Traceback (most recent call last):
  File "<string>", line 1, in <module>
  File "/opt/vitis_ai/conda/envs/vitis-ai-tensorflow2/lib/python3.7/site-packages/tensorflow/__init__.py", line 41, in <module>
    from tensorflow.python.tools import module_util as _module_util
  File "/opt/vitis_ai/conda/envs/vitis-ai-tensorflow2/lib/python3.7/site-packages/tensorflow/python/__init__.py", line 40, in <module>
    from tensorflow.python.eager import context
  File "/opt/vitis_ai/conda/envs/vitis-ai-tensorflow2/lib/python3.7/site-packages/tensorflow/python/eager/context.py", line 32, in <module>
    from tensorflow.core.framework import function_pb2
  File "/opt/vitis_ai/conda/envs/vitis-ai-tensorflow2/lib/python3.7/site-packages/tensorflow/core/framework/function_pb2.py", line 7, in <module>
    from google.protobuf import descriptor as _descriptor
  File "/opt/vitis_ai/conda/envs/vitis-ai-tensorflow2/lib/python3.7/site-packages/google/protobuf/descriptor.py", line 40, in <module>
    from google.protobuf.internal import api_implementation
  File "/opt/vitis_ai/conda/envs/vitis-ai-tensorflow2/lib/python3.7/site-packages/google/protobuf/internal/api_implementation.py", line 104, in <module>
    from google.protobuf.pyext import _message
TypeError: bases must be types

In the other hand, the GPU-enabled pytorch can be executed.

Vitis-AI /workspace > conda activate vitis-ai-optimizer_pytorch
(vitis-ai-optimizer_pytorch) Vitis-AI /workspace > python -c "import torch; print(torch.version.cuda); print(torch.cuda.is_available()); print(torch.cuda.device_count()); print(torch.cuda.get_device_name(0))"
11.0
True
1
NVIDIA GeForce GTX 1080 Ti
JaviMota commented 2 years ago

Hi

Same problem here.
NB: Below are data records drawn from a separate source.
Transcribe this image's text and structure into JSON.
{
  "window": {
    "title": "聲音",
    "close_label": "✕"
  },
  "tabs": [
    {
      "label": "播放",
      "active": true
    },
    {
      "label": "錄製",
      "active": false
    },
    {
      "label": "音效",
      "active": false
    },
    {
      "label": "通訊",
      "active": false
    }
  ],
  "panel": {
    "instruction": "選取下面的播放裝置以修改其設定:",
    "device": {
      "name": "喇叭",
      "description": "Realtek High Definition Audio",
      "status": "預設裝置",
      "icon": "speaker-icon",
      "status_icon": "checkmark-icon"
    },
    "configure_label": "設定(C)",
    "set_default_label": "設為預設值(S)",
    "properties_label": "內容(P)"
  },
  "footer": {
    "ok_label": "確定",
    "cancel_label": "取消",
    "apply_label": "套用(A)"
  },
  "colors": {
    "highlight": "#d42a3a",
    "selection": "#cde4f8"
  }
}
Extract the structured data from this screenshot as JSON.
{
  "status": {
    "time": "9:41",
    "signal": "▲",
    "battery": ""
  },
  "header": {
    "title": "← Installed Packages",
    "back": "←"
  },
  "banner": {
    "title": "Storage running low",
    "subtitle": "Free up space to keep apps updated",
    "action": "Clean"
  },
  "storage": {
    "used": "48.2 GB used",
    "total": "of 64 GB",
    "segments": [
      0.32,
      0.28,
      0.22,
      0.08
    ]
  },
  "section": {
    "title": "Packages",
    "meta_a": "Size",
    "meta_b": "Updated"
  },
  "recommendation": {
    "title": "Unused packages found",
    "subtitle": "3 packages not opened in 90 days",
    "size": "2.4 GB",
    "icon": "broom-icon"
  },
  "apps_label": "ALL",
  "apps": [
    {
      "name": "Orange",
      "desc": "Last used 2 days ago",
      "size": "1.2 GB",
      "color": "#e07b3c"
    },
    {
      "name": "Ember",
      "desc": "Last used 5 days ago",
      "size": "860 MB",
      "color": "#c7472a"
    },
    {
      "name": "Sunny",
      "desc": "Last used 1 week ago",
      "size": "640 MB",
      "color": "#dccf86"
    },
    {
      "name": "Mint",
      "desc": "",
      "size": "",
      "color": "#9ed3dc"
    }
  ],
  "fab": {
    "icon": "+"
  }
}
Downgrading protobuf library solves the problem for me, Nevertheless there is tensorflow 2.6 installed with cudatoolkit = 11.5 and cudnn = 8.2. According to tensorflow documentation tensorflow 2.6 has to be run with cuda 11.2 and cudnn = 8.1 https://www.tensorflow.org/install/source#gpu Downgrading to those versions raises a lot of conflicts. How can we solve this issue?

PD: There is also incompatibility issues between some libraries version with tensorflow 2.6 that needs to be fixed installing the appropriate version.

image

Thanks, Javi